SUKABUMI,Mbinews.id– Pemerintah Kota (Pemkot) Sukabumi terus memperkuat upaya penanggulangan kemiskinan ekstrem, melalui program unggulan Ayuena Waktuna Berbagi Berkah (12 PAS). Program yang memasuki periode ke-2 episode ke-5 ini dilaksanakan di Kelurahan Gunung Parang dan Kelurahan Tipar, Rabu (29/4/2026), dipimpin langsung oleh Wali Kota Sukabumi Ayep Zaki didampingi Wakil Wali Kota Bobby Maulana.
Kegiatan tersebut, turut melibatkan Kepala Dinas Sosial serta perwakilan dari sektor perbankan sebagai bagian dari sinergi lintas sektor dalam mempercepat pengentasan kemiskinan di daerah.

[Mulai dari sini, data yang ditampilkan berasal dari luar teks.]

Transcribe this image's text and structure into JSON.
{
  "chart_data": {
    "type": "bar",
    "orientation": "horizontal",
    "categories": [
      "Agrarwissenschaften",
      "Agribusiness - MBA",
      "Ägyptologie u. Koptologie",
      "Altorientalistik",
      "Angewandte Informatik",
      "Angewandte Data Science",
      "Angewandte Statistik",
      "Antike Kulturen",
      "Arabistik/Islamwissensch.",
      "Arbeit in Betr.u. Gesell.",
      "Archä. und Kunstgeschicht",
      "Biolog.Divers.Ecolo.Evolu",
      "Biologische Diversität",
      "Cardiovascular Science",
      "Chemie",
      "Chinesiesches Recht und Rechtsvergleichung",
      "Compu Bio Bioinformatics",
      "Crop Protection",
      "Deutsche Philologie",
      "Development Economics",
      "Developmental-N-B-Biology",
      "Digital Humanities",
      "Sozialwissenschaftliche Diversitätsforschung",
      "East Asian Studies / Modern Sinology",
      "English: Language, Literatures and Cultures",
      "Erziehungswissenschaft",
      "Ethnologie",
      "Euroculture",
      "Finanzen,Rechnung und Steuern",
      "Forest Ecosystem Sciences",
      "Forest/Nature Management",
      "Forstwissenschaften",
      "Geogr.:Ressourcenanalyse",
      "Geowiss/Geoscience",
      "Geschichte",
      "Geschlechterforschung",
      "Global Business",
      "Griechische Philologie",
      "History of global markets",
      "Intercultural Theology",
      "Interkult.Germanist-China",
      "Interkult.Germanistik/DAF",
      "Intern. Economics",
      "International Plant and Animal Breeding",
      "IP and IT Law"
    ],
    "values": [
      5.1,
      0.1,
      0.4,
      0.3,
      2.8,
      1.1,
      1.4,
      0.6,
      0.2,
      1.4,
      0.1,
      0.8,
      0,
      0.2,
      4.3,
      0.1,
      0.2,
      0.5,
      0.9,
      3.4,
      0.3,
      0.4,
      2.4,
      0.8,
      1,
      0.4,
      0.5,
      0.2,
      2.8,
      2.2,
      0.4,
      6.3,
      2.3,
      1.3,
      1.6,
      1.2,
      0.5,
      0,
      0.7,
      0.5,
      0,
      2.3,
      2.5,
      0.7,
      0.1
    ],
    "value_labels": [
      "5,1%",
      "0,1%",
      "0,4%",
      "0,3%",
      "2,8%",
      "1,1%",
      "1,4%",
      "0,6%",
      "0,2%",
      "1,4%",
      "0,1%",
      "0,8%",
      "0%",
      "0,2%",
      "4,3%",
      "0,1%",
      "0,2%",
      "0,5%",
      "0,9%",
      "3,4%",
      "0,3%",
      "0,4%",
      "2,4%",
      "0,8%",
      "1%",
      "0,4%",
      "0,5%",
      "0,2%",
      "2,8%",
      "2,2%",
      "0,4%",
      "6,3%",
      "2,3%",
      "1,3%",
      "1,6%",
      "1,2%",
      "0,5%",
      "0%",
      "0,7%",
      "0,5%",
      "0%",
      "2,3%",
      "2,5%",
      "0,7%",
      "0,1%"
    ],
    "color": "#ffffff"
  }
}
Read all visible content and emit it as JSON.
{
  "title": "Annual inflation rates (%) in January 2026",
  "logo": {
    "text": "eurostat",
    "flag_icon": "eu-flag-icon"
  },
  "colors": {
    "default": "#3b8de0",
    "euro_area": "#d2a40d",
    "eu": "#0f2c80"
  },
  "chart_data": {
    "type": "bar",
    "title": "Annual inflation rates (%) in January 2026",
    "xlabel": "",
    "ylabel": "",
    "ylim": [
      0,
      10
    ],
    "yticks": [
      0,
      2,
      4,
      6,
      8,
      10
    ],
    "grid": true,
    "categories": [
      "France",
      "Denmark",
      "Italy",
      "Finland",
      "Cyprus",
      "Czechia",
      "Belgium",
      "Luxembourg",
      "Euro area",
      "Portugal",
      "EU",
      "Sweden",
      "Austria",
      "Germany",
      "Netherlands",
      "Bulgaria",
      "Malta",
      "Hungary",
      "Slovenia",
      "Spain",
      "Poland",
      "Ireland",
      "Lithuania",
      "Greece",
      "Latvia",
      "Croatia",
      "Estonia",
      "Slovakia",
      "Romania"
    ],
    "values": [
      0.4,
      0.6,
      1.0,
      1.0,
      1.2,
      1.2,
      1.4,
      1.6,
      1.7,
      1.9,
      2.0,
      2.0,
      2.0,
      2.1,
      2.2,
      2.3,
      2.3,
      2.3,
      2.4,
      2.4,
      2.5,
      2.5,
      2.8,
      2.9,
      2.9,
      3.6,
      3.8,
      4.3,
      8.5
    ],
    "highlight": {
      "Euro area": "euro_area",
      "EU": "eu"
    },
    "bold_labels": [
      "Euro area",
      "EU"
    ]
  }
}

Wali Kota Sukabumi, Ayep Zaki menegaskan, program 12 PAS merupakan bentuk nyata komitmen pemerintah dalam menurunkan angka kemiskinan ekstrem.
“Sinergi lintas sektor ini menjadi kekuatan utama dalam mempercepat upaya pengentasan kemiskinan di daerah,” ujar Ayep.
Melalui program ini, Pemkot Sukabumi menyalurkan berbagai bantuan kepada masyarakat yang membutuhkan, mulai dari dana tunai, paket sembako, hingga peralatan usaha bagi pelaku usaha kecil, seperti kompor gas dan perlengkapan memasak.
“Bantuan tersebut, diharapkan mampu mendorong aktivitas ekonomi warga sekaligus meningkatkan kemandirian,”jelasnya.
Ayep menjelaskan, program 12 PAS dirancang sebagai instrumen strategis agar bantuan sosial dapat tersalurkan secara tepat sasaran.
“Di Kelurahan Tipar dan Gunung Parang, program 12 PAS memberikan bantuan kepada sepuluh warga penerima manfaat,” katanya.
Selain penyaluran bantuan, Ayep bersama Wakil Wali Kota juga melakukan dialog langsung dengan warga untuk menggali kebutuhan dan kondisi riil di lapangan. Pendekatan ini dinilai penting guna memastikan program yang dijalankan sesuai dengan kebutuhan masyarakat.
Menurut Ayep, penanggulangan kemiskinan tidak dapat dilakukan oleh pemerintah semata, melainkan memerlukan keterlibatan aktif seluruh elemen, termasuk sektor perbankan dan masyarakat. Integrasi antara bantuan sosial, pemberdayaan ekonomi, serta peningkatan kualitas sumber daya manusia menjadi strategi utama dalam pembangunan berkelanjutan di Kota Sukabumi.
“Melalui program ini, kami berharap tidak hanya meringankan beban masyarakat dalam jangka pendek, tetapi juga menciptakan kemandirian ekonomi yang mampu memutus rantai kemiskinan secara berkelanjutan,’Pungkasnya.ardan/wan/mbi.